We shall often speak about functions $F:X\times X\to\mathbb{R}$, where $X$ is a nonempty set. For $x\in X$, we define $F_{x}:X\to\mathbb{R}$ by $F_{x}(y)=F(x,y)$ and for $y\in X$ we define $F^{y}:X\to\mathbb{R}$ by $F^{y}(x)=F(x,y)$. $F$ is said to be symmetric if $F(x,y)=F(y,x)$ for all $x,y\in X$ and positive-definite if for any $x_{1},\ldots,x_{n}\in X$ and $c_{1},\ldots,c_{n}\in\mathbb{R}$ it holds that

 $\sum_{1\leq i,j\leq n}c_{i}c_{j}F(x_{i},x_{j})\geq 0.$
###### Lemma 1.

If $F:X\times X\to\mathbb{R}$ is symmetric and positive-definite then

 $F(x,y)^{2}\leq F(x,x)F(y,y),\qquad x,y\in X.$
###### Proof.

For $\alpha,\beta\in\mathbb{R}$ define11 1 See Alain Berlinet and Christine Thomas-Agnan, Reproducing Kernel Hilbert Spaces in Probability and Statistics, p. 13, Lemma 3.
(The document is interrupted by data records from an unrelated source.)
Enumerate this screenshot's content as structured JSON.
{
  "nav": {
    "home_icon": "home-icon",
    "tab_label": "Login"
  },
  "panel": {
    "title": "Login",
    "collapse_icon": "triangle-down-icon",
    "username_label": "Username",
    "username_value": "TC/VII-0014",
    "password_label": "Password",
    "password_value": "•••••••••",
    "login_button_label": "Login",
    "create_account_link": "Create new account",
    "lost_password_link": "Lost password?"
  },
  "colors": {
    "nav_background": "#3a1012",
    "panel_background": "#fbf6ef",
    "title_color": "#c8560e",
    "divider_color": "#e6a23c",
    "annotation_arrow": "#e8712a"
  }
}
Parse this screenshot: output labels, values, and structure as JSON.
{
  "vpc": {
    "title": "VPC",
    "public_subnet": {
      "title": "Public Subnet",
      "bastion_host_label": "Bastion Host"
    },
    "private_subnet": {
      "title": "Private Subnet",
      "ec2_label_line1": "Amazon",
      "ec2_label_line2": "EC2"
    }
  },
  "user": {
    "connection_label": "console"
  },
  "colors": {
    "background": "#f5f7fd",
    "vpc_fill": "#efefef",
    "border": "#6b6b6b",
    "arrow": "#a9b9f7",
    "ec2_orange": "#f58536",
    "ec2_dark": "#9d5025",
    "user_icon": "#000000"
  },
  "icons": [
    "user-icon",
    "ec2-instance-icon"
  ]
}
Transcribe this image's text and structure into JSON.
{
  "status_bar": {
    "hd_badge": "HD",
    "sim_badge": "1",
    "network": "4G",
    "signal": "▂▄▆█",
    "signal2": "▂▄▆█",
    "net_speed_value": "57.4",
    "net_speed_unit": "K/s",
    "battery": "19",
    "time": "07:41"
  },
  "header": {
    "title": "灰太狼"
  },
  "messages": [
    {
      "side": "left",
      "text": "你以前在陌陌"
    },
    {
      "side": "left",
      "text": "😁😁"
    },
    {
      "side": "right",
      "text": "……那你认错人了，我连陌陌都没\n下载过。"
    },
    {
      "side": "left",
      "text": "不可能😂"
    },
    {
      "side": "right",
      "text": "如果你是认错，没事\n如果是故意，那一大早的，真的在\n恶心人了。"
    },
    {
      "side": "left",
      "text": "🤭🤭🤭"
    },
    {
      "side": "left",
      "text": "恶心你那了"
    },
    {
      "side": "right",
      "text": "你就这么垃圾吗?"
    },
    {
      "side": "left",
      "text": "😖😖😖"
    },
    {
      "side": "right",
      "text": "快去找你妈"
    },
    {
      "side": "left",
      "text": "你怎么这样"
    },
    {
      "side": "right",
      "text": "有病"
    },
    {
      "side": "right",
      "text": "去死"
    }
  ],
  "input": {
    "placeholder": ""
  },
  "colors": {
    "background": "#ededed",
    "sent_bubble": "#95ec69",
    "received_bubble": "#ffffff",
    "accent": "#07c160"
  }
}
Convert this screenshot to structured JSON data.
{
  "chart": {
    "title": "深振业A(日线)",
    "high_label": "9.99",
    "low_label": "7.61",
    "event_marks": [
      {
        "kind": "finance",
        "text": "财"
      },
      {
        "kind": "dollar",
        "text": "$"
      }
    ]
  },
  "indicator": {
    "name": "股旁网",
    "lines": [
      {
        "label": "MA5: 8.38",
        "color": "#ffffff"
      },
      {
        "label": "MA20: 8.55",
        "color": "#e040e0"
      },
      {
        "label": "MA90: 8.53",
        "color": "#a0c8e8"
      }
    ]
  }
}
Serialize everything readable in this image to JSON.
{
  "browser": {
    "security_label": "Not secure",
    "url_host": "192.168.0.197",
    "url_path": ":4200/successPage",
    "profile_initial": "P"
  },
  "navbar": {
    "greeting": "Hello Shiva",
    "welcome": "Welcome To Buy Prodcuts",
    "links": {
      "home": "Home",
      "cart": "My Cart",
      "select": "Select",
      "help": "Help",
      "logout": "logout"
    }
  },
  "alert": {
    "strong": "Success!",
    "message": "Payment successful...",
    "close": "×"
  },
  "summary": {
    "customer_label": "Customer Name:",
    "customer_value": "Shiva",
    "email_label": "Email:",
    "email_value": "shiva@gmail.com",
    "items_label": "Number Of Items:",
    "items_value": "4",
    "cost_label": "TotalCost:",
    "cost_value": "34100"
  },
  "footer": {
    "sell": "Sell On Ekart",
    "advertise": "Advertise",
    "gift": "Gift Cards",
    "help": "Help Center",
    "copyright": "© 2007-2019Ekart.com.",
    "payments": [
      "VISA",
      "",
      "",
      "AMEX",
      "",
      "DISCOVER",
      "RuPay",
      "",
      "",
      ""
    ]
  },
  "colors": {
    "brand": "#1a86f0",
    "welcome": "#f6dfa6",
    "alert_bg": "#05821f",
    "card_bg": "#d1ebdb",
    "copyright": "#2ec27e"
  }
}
 $\displaystyle C(\alpha,\beta)$ $\displaystyle=\alpha^{2}F(x,x)+\alpha\beta F(x,y)+\beta\alpha F(y,x)+\beta^{2}% F(y,y)$ $\displaystyle=\alpha^{2}F(x,x)+2\alpha\beta F(x,y)+\beta^{2}F(y,y),$

which is $\geq 0$. Let

 $\displaystyle P(\alpha)$ $\displaystyle=C(\alpha,F(x,y))$ $\displaystyle=\alpha^{2}F(x,x)+2\alpha F(x,y)^{2}+F(x,y)^{2}F(y,y),$

which is $\geq 0$. In the case $F(x,x)=0$, the fact that $P\geq 0$ implies that $F(x,y)=0$. In the case $F(x,y)\neq 0$, $P(\alpha)$ is a quadratic polynomial and because $P\geq 0$ it follows that the discriminant of $P$ is $\leq 0$:

 $4F(x,y)^{4}-4\cdot F(x,x)\cdot F(x,y)^{2}F(y,y)\leq 0.$

That is, $F(x,y)^{4}\leq F(x,y)^{2}F(x,x)F(y,y)$, and this implies that $F(x,y)^{2}\leq F(x,x)F(y,y)$. ∎

A real reproducing kernel Hilbert space is a Hilbert space $H$ contained in $\mathbb{R}^{X}$, where $X$ is a nonempty set, such that for each $x\in X$ the map $\Lambda_{x}f=f(x)$ is continuous $H\to\mathbb{R}$. In this note we speak always about real Hilbert spaces.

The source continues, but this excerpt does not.